The origins of the society are traced from the individuals who had campaigned for the
drawing up of a regional plan to control indiscriminate building development on the fringes of the
town (as it then was). The society was formed in 1928 with an Executive Committee drawn from
leading members of Cambridge University and from the town. The work of the society is
described, beginning with the purchase of open land on the outskirts of Cambridge to preserve
it from building development and the purchase of restrictive covenants ("sterilisation") from the
owners of other land nearby to the same end.

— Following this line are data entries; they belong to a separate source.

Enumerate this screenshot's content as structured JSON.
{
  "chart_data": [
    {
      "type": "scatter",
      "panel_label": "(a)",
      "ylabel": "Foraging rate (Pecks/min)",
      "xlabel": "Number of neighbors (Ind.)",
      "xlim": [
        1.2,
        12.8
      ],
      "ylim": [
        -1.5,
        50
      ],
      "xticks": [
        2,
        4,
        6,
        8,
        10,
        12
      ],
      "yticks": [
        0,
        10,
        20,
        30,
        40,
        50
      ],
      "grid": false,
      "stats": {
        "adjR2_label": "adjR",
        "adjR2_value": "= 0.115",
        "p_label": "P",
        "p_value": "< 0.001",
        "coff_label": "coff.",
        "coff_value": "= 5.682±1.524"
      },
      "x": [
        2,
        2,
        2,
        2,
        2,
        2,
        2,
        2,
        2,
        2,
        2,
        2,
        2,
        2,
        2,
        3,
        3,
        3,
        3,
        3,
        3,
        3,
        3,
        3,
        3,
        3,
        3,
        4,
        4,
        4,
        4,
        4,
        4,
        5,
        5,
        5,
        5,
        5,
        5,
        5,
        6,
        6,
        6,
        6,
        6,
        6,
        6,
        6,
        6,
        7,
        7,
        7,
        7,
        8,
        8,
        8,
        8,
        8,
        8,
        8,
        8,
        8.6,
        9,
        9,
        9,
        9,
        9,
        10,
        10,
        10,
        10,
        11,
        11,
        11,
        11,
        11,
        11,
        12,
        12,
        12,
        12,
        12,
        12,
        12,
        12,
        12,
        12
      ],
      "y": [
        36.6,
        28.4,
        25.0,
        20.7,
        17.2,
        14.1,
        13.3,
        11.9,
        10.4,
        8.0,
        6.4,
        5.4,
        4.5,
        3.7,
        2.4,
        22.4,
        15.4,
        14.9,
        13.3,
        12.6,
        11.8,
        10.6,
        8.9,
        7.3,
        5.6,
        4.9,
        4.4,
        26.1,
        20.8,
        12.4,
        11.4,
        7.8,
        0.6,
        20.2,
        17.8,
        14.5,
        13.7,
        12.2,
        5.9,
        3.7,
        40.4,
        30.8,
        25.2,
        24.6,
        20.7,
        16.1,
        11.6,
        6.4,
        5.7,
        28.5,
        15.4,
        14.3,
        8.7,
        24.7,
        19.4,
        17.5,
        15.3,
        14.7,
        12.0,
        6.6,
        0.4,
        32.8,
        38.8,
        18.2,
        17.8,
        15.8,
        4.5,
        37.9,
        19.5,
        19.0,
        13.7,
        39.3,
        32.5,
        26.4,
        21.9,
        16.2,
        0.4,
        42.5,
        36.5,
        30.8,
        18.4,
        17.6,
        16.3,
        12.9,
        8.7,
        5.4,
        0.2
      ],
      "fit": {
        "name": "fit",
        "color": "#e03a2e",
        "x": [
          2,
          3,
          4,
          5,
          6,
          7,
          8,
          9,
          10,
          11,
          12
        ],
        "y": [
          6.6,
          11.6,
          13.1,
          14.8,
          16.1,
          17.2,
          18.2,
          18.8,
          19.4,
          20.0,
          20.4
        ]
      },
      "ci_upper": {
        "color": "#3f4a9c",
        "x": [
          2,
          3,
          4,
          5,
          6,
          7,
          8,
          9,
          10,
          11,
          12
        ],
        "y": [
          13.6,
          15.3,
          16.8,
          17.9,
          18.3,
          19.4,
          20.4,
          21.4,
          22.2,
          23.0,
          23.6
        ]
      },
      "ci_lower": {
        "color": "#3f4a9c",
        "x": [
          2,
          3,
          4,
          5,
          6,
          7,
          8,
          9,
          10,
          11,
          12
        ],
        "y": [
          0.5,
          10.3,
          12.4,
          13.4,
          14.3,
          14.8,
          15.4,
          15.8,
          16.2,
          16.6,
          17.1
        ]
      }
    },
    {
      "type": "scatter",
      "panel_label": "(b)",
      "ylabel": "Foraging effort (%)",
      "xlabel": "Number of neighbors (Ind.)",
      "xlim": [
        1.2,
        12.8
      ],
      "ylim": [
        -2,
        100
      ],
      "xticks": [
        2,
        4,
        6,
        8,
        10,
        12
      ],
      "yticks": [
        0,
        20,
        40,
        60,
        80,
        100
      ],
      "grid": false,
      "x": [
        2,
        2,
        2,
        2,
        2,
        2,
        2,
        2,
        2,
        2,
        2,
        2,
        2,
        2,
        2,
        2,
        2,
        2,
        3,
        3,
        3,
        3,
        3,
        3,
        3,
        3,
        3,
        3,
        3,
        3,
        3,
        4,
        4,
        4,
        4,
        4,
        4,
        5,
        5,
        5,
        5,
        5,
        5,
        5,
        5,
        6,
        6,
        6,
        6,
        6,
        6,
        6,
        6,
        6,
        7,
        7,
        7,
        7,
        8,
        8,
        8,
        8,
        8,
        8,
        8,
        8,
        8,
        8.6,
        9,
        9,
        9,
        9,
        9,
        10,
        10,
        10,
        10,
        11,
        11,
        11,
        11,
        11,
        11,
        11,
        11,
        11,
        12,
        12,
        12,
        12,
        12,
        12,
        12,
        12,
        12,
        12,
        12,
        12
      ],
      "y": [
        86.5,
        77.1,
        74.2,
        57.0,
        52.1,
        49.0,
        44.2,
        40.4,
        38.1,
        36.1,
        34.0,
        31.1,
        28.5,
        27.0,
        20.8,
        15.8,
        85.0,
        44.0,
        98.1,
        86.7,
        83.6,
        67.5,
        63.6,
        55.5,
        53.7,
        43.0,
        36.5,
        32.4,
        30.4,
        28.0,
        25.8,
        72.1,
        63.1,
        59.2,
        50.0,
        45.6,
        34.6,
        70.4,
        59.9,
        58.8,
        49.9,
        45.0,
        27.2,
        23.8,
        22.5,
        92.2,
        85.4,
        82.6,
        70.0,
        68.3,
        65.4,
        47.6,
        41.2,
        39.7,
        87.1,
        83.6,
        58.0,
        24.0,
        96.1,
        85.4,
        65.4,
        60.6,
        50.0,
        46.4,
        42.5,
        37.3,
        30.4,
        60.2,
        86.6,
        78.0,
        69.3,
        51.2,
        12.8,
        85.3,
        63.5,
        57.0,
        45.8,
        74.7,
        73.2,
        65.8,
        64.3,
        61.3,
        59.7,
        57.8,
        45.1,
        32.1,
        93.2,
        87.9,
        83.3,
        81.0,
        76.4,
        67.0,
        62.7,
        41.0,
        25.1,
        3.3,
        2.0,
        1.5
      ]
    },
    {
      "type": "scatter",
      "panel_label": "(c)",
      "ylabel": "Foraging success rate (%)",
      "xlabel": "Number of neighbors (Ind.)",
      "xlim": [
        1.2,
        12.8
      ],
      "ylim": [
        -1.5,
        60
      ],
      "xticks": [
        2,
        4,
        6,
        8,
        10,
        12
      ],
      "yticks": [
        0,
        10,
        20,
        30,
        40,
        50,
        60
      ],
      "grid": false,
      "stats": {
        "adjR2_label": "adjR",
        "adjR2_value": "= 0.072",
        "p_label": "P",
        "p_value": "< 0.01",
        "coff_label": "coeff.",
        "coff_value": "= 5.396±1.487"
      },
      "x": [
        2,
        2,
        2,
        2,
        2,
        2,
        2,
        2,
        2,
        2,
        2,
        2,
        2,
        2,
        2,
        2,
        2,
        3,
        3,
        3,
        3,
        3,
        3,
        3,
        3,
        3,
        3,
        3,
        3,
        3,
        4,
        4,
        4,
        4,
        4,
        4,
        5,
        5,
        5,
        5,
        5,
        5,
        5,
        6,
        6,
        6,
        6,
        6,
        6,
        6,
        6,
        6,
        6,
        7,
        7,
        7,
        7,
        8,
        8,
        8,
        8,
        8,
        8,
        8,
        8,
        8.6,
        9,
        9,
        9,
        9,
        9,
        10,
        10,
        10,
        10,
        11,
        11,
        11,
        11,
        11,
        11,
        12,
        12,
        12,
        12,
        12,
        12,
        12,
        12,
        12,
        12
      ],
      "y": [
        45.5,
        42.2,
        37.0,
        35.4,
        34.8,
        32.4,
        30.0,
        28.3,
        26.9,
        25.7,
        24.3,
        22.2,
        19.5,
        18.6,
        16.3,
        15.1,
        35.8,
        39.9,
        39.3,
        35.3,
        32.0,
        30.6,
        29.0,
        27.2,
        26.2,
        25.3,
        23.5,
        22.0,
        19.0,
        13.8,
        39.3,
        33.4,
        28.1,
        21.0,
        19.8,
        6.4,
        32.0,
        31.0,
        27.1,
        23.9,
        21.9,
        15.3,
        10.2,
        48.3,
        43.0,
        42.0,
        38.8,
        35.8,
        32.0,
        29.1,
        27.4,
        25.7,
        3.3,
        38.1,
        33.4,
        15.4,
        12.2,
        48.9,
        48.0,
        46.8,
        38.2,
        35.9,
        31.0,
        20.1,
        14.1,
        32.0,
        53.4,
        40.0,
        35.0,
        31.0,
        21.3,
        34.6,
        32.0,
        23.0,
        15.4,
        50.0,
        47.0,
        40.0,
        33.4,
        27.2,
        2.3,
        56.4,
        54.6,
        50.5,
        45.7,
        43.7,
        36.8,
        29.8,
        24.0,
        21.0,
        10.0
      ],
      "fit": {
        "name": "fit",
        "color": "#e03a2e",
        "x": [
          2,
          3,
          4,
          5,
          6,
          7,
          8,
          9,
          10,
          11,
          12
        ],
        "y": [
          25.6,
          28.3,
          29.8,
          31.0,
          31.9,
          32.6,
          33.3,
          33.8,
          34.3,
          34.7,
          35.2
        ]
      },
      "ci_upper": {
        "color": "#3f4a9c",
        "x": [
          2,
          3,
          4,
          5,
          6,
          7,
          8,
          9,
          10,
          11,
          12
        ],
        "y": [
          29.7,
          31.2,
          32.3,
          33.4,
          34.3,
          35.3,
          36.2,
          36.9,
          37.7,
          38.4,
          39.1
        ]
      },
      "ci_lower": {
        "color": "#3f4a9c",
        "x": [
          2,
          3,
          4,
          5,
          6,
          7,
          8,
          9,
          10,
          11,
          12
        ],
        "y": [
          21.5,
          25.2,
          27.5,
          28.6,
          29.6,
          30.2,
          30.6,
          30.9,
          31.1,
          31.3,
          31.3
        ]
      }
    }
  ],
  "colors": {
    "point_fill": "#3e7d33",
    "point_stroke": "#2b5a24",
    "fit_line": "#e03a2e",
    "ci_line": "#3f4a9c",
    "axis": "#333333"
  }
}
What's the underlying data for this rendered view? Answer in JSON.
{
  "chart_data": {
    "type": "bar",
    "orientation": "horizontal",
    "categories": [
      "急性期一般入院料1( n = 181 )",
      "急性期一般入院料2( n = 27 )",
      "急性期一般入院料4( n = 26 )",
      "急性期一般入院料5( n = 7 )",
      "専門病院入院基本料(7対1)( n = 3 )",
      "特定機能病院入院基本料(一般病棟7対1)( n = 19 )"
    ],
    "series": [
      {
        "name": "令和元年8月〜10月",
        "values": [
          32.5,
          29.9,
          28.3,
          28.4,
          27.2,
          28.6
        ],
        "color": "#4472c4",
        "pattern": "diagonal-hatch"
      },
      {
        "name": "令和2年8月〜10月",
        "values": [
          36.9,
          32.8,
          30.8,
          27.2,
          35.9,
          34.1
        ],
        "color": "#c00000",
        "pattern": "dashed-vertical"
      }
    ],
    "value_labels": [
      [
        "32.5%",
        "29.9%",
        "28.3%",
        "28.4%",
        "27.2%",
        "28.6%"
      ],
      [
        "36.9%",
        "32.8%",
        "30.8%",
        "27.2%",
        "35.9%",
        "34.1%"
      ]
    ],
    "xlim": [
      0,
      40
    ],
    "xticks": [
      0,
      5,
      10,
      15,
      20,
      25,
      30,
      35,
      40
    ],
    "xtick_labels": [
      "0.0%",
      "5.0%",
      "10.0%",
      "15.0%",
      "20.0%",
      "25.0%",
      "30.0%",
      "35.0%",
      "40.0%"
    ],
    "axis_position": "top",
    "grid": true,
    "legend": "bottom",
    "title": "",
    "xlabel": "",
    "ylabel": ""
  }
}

The evolution of each of the milestones in the history of the planning of Cambridge and
its hinterland is described, beginning with the Cambridgeshire Regional Planning Report (the
"Davidge Report") of 1934 and including the pre-Second World War Cambridge & District Town
Planning Scheme, the 1950 Holford Report on Cambridge and the first Cambridgeshire
Development Plan of 1952. The society took part in each of these, consistently promoting the
preservation of the character and setting of Cambridge as the 'only true university town in
England.'
The main aim of the society was achieved with the establishment of the Cambridge Green
Belt, first proposed in 1958 but not formally approved until 1992. The development of that green
belt over that period is described.
The circumstances of the purchase by the society of the Wandlebury Estate on the summit
of the Gog Magog Hills south east of Cambridge are described. The estate is now maintained by
the society as a public country park.